Wednesday, 17 January 2018

Australian pine air layering

In this post we have a series of photos from Brian to record the separation of an air layering he did done on an Casuarina equisetifolia or Australian pine. the equisetifolia is a species at home from Vietnam all the way through to eastern Australia. It is much used in Asia as a bonsai species and you can find many striking examples on line.

 This is the tree before the work started.One lower horizontal branch on the left before a big gap to a group of three branches. Also an unremarkable nebari. The plan was to air layer off the upper part just above that first branch.

 Here is the cut with a piece of copper wire wound arond the trunk to prevent the tree bridging the gap. This is a belt and braces move and not essential.

On top of that around the cut where the roots will form some rooting compound has been applied.
After this a 'pot' was put in place to hold potting mix to cover the layer cut.

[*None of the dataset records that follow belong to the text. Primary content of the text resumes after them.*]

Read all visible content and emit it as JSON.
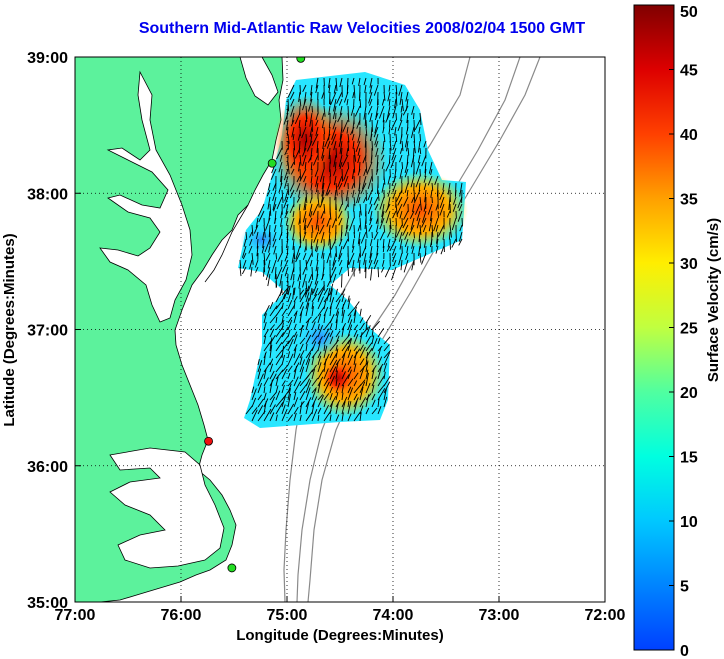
{
  "title": "Southern Mid-Atlantic Raw Velocities 2008/02/04 1500 GMT",
  "chart_data": {
    "type": "heatmap",
    "title": "Southern Mid-Atlantic Raw Velocities 2008/02/04 1500 GMT",
    "xlabel": "Longitude (Degrees:Minutes)",
    "ylabel": "Latitude (Degrees:Minutes)",
    "x_ticks": [
      "77:00",
      "76:00",
      "75:00",
      "74:00",
      "73:00",
      "72:00"
    ],
    "y_ticks": [
      "39:00",
      "38:00",
      "37:00",
      "36:00",
      "35:00"
    ],
    "xlim": [
      -77,
      -72
    ],
    "ylim": [
      35,
      39
    ],
    "grid": true,
    "colorbar": {
      "label": "Surface Velocity (cm/s)",
      "min": 0,
      "max": 50,
      "ticks": [
        "0",
        "5",
        "10",
        "15",
        "20",
        "25",
        "30",
        "35",
        "40",
        "45",
        "50"
      ]
    },
    "colors": {
      "land": "#5cf29c",
      "title": "#0000ee",
      "site_active": "#22dd22",
      "site_alert": "#ee1111"
    },
    "hf_radar_sites": [
      {
        "lon": -74.87,
        "lat": 38.99,
        "status": "active"
      },
      {
        "lon": -75.14,
        "lat": 38.22,
        "status": "active"
      },
      {
        "lon": -75.74,
        "lat": 36.18,
        "status": "alert"
      },
      {
        "lon": -75.52,
        "lat": 35.25,
        "status": "active"
      }
    ]
  }
}
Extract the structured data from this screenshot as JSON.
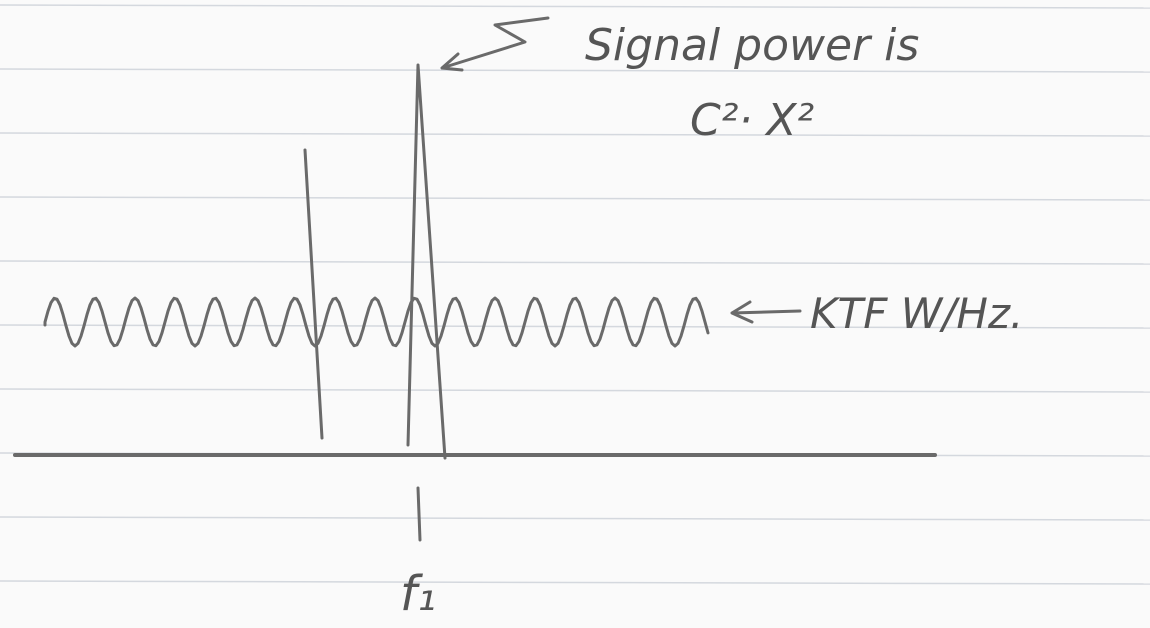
{
  "annotations": {
    "signal": "Signal power is",
    "formula": "C²· X²",
    "noise": "KTF  W/Hz.",
    "frequency": "f₁"
  }
}
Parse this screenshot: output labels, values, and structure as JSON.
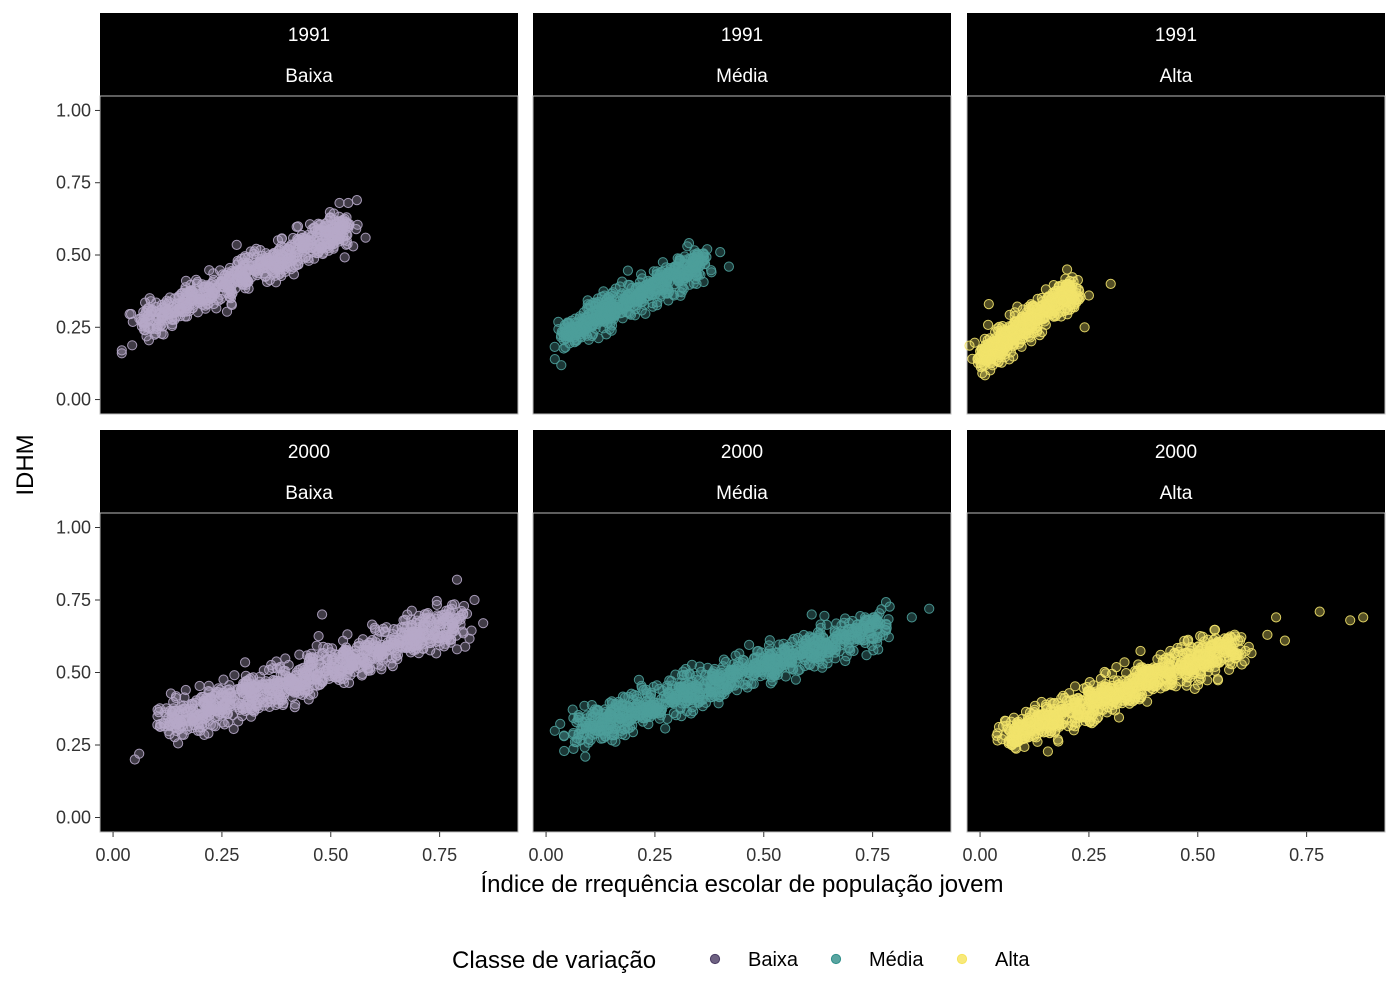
{
  "chart_data": {
    "type": "scatter",
    "xlabel": "Índice de rrequência escolar de população jovem",
    "ylabel": "IDHM",
    "xlim": [
      -0.03,
      0.93
    ],
    "ylim": [
      -0.05,
      1.05
    ],
    "x_ticks": [
      0.0,
      0.25,
      0.5,
      0.75
    ],
    "x_tick_labels": [
      "0.00",
      "0.25",
      "0.50",
      "0.75"
    ],
    "y_ticks": [
      0.0,
      0.25,
      0.5,
      0.75,
      1.0
    ],
    "y_tick_labels": [
      "0.00",
      "0.25",
      "0.50",
      "0.75",
      "1.00"
    ],
    "legend": {
      "title": "Classe de variação",
      "position": "bottom",
      "entries": [
        {
          "label": "Baixa",
          "color": "#4a3b63"
        },
        {
          "label": "Média",
          "color": "#2f8f8a"
        },
        {
          "label": "Alta",
          "color": "#f6e45a"
        }
      ]
    },
    "colors": {
      "Baixa": "#b6a8c8",
      "Média": "#4c9f9a",
      "Alta": "#f2e36a",
      "panel_bg": "#000000",
      "strip_bg": "#000000"
    },
    "panels": [
      {
        "year": "1991",
        "classe": "Baixa",
        "series": "Baixa",
        "n": 650,
        "trend": {
          "x_range": [
            0.06,
            0.54
          ],
          "y_at_start": 0.26,
          "y_at_end": 0.6,
          "spread_x": 0.035,
          "spread_y": 0.03
        },
        "outliers": [
          {
            "x": 0.02,
            "y": 0.16
          },
          {
            "x": 0.02,
            "y": 0.17
          },
          {
            "x": 0.58,
            "y": 0.56
          },
          {
            "x": 0.56,
            "y": 0.69
          },
          {
            "x": 0.52,
            "y": 0.68
          },
          {
            "x": 0.54,
            "y": 0.68
          },
          {
            "x": 0.52,
            "y": 0.56
          }
        ]
      },
      {
        "year": "1991",
        "classe": "Média",
        "series": "Média",
        "n": 550,
        "trend": {
          "x_range": [
            0.04,
            0.36
          ],
          "y_at_start": 0.22,
          "y_at_end": 0.48,
          "spread_x": 0.03,
          "spread_y": 0.028
        },
        "outliers": [
          {
            "x": 0.02,
            "y": 0.14
          },
          {
            "x": 0.42,
            "y": 0.46
          },
          {
            "x": 0.4,
            "y": 0.51
          },
          {
            "x": 0.37,
            "y": 0.52
          },
          {
            "x": 0.38,
            "y": 0.44
          }
        ]
      },
      {
        "year": "1991",
        "classe": "Alta",
        "series": "Alta",
        "n": 500,
        "trend": {
          "x_range": [
            0.0,
            0.22
          ],
          "y_at_start": 0.14,
          "y_at_end": 0.39,
          "spread_x": 0.025,
          "spread_y": 0.028
        },
        "outliers": [
          {
            "x": 0.3,
            "y": 0.4
          },
          {
            "x": 0.25,
            "y": 0.36
          },
          {
            "x": 0.24,
            "y": 0.25
          },
          {
            "x": 0.2,
            "y": 0.45
          },
          {
            "x": 0.02,
            "y": 0.33
          }
        ]
      },
      {
        "year": "2000",
        "classe": "Baixa",
        "series": "Baixa",
        "n": 900,
        "trend": {
          "x_range": [
            0.12,
            0.8
          ],
          "y_at_start": 0.32,
          "y_at_end": 0.68,
          "spread_x": 0.04,
          "spread_y": 0.035
        },
        "outliers": [
          {
            "x": 0.05,
            "y": 0.2
          },
          {
            "x": 0.06,
            "y": 0.22
          },
          {
            "x": 0.79,
            "y": 0.82
          },
          {
            "x": 0.83,
            "y": 0.75
          },
          {
            "x": 0.85,
            "y": 0.67
          },
          {
            "x": 0.79,
            "y": 0.58
          },
          {
            "x": 0.48,
            "y": 0.7
          }
        ]
      },
      {
        "year": "2000",
        "classe": "Média",
        "series": "Média",
        "n": 850,
        "trend": {
          "x_range": [
            0.06,
            0.78
          ],
          "y_at_start": 0.29,
          "y_at_end": 0.67,
          "spread_x": 0.04,
          "spread_y": 0.032
        },
        "outliers": [
          {
            "x": 0.09,
            "y": 0.21
          },
          {
            "x": 0.07,
            "y": 0.26
          },
          {
            "x": 0.88,
            "y": 0.72
          },
          {
            "x": 0.84,
            "y": 0.69
          },
          {
            "x": 0.61,
            "y": 0.7
          },
          {
            "x": 0.52,
            "y": 0.47
          }
        ]
      },
      {
        "year": "2000",
        "classe": "Alta",
        "series": "Alta",
        "n": 850,
        "trend": {
          "x_range": [
            0.06,
            0.6
          ],
          "y_at_start": 0.28,
          "y_at_end": 0.6,
          "spread_x": 0.04,
          "spread_y": 0.032
        },
        "outliers": [
          {
            "x": 0.78,
            "y": 0.71
          },
          {
            "x": 0.85,
            "y": 0.68
          },
          {
            "x": 0.88,
            "y": 0.69
          },
          {
            "x": 0.68,
            "y": 0.69
          },
          {
            "x": 0.7,
            "y": 0.61
          },
          {
            "x": 0.66,
            "y": 0.63
          },
          {
            "x": 0.04,
            "y": 0.29
          }
        ]
      }
    ]
  }
}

Brian used what looks like a coke bottle which was left open at the top for easy watering. After just 12 weeks you can see the roots have progressed well from the bottom of the 'pot' where the cut was made. The pot had been wrapped with heavy 'duct tape' while the roots developed.

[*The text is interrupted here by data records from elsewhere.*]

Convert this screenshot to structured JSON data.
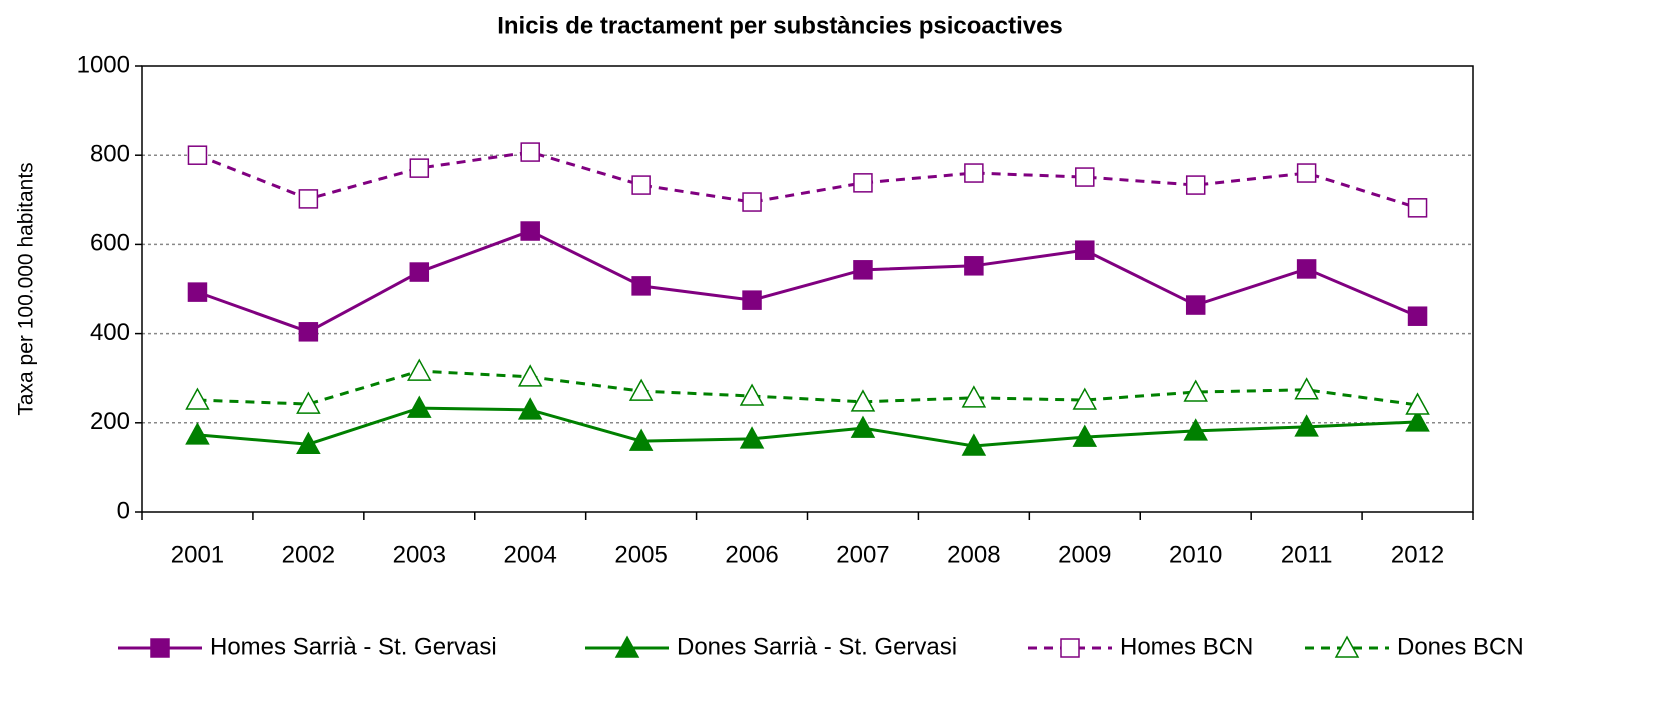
{
  "chart_data": {
    "type": "line",
    "title": "Inicis de tractament per substàncies psicoactives",
    "y_label": "Taxa per 100.000 habitants",
    "categories": [
      "2001",
      "2002",
      "2003",
      "2004",
      "2005",
      "2006",
      "2007",
      "2008",
      "2009",
      "2010",
      "2011",
      "2012"
    ],
    "series": [
      {
        "name": "Homes Sarrià - St. Gervasi",
        "color": "#800080",
        "marker": "square",
        "filled": true,
        "dashed": false,
        "values": [
          493,
          404,
          538,
          630,
          507,
          475,
          543,
          552,
          587,
          464,
          545,
          439
        ]
      },
      {
        "name": "Dones Sarrià - St. Gervasi",
        "color": "#008000",
        "marker": "triangle",
        "filled": true,
        "dashed": false,
        "values": [
          173,
          152,
          233,
          229,
          159,
          164,
          188,
          148,
          168,
          182,
          191,
          202
        ]
      },
      {
        "name": "Homes BCN",
        "color": "#800080",
        "marker": "square",
        "filled": false,
        "dashed": true,
        "values": [
          800,
          702,
          771,
          807,
          733,
          695,
          738,
          760,
          751,
          733,
          760,
          682
        ]
      },
      {
        "name": "Dones BCN",
        "color": "#008000",
        "marker": "triangle",
        "filled": false,
        "dashed": true,
        "values": [
          251,
          242,
          316,
          303,
          271,
          260,
          247,
          256,
          251,
          269,
          274,
          240
        ]
      }
    ],
    "ylim": [
      0,
      1000
    ],
    "yticks": [
      0,
      200,
      400,
      600,
      800,
      1000
    ],
    "grid": true,
    "legend": "bottom"
  }
}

 The tree had one branch on an otherwise long and relatively bare lower trunk. The layering is positioned just above that left hand branch. This will create a shorter tree with better branch density and arrangement.

 With what can be seen in the pot there is no need to unwrap before separating, so here it is cut off.

 After the cut the base remains, alive and well and ready to be crafted into something unique!

 The new tree ready for potting.

 Wow what a great mass of roots.

 From underneath you can see an excellent strike around the full circumference.



Potted and ready to go. This one will not look back.